Even as Indo-Pak ties are at an all-time low now, the two countries are jointly fighting the worst ever locust attack of 26 years.

Tiddis or locusts, which entered Pakistan in March-April from Iran and Saudi Arabia, have attacked Balochistan, Sindh and parts of Rajasthan and Gujarat. While the Indian Army based in Pokhran is also supporting the Locust Warning Organisation (LWO-India), which comes under the Directorate of Plant Protection and Quarantine and storage (DPP) in the Agriculture Ministry, the Pakistan Army is helping LWO-Pakistan to quarantine areas of Sindh and Balochistan.

Both LWO-India and LWO-Pakistan officials met in June and July to discuss a combined strategy to quarantine locusts that have spread over 1.5 lakh hectares of land in India and Pakistan.

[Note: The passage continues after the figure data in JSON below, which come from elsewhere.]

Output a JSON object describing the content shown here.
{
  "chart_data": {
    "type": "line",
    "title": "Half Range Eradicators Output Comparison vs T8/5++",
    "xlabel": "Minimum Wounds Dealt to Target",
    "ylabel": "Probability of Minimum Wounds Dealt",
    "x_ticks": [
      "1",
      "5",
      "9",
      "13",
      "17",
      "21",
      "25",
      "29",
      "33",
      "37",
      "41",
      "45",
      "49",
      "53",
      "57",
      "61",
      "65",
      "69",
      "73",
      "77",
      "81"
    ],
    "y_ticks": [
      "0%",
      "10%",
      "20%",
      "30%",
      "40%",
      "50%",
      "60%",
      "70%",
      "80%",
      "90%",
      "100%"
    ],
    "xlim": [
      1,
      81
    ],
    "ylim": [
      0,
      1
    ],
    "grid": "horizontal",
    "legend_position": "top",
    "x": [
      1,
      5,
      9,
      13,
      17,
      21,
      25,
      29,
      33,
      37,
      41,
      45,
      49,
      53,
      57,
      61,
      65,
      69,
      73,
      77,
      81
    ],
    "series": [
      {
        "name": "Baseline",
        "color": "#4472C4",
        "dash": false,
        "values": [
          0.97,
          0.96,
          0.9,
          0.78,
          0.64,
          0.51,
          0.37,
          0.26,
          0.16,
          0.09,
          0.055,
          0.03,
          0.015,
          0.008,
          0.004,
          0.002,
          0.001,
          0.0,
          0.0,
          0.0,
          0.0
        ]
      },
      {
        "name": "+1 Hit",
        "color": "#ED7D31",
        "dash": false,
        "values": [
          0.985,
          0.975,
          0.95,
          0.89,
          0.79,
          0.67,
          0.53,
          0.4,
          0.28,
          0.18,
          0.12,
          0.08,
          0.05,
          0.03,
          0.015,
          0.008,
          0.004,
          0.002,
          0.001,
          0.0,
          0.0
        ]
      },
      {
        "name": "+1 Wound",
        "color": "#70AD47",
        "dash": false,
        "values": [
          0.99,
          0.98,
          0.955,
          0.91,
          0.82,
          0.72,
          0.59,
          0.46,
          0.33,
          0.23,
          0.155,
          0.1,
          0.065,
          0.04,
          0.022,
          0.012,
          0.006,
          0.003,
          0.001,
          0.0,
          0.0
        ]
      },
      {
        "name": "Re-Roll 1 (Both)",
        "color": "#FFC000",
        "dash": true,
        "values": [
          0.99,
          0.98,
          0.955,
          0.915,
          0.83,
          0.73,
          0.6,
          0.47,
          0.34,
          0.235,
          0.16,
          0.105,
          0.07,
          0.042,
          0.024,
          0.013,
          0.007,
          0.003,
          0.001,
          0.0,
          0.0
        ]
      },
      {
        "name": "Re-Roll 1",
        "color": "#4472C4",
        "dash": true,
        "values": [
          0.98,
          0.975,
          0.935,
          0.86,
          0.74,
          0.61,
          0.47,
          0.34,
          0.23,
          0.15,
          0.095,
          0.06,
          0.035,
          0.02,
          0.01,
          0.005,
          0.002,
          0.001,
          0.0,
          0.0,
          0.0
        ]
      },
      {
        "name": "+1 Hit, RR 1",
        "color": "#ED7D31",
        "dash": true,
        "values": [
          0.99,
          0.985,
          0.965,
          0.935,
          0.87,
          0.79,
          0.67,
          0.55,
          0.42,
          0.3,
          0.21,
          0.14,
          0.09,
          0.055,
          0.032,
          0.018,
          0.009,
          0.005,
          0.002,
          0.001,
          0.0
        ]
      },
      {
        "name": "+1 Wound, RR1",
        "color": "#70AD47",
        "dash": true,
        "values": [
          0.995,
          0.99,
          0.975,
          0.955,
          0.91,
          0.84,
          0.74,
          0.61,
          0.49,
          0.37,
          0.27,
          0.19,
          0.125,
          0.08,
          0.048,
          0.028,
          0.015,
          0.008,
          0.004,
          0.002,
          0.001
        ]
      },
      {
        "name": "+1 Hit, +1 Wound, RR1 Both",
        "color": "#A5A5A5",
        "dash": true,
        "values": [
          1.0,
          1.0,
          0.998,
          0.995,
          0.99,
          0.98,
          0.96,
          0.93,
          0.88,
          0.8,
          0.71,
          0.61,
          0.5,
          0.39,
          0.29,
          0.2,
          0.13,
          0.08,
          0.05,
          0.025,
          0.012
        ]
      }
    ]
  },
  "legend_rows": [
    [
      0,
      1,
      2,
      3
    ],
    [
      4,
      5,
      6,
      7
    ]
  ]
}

Tiddis (locusts), a short-horn grasshopper, can travel long distances in large numbers and destroy the crop that comes in its way. They basically originate from Africa, enter the Middle East, mainly Iran and Saudi Arabia, and then finally enter Pakistan and India.

Tiddi terror has its origins in ancient times. It finds mention in the Bible and the Quran and ancient Egyptians carved them on their tombs. During the past two centuries, tiddi-terror devastated crops and was a contributory cause of famines and human migration, said KL Gurjar, the Deputy Director, DPP in the Agriculture Ministry.

“Locust attack of this magnitude was last seen 26 years ago in 1992-93. Though they have been entering India through Pakistan almost every year the numbers were very insignificant and were controlled in Jaisalmer region,” he said.

Only second-generation swarms enter India and the Pokhran firing range is their favourite breeding ground. They lay eggs near Khetolai village in Pokhran, near the Pokhran-II nuclear blast site. But they are not harmful as they have lived their age and do not eat much. The problem starts with the newly fertilised tiddis, they eat a lot and are larger in number and destroy whatever comes in their way, Gurjar said.

In the Pokhran firing range, the army has stopped firing practice and is helping LWO-India to prevent second-generation tiddis from spreading, he said. More than 42 vehicle-mounted sprayers are being used in Jaisalmer, Jodhpur, Barmer, Jalore and Bikaner to quarantine locusts in Rajasthan, he said. A few more are operational in the Gujarat border as well, he added.

So far India has controlled and quarantined 52,571 hectares of land in Rajasthan. Every day one mounted vehicle is quarantining 125 to 150 hectares of land, which means LWO has the capacity to clear more than 5000 hectares of land on a daily basis, he said.

On the Pakistan side, though the locust attack is more spread out and intense, it has reportedly controlled only 39,000 hectares till the last Indo-Pak LWO meeting in July at Khokrapar in Pakistan, Gurjar said.

Tiddi terror in India and Pakistan is reportedly spread over 1.5 lakh square km ~ almost ten times the size of the Kashmir valley ~ and can affect over 20 million farmers in Balochistan, Sindh, Rajasthan, Gujarat and part of Punjab. Yet this is just the tip of the iceberg compared to its spread in Africa and Middle East countries. In Iran alone it has spread in seven lakh hectares of land and 3.5 hectares of land in Saudi Arabia, Gurjar said.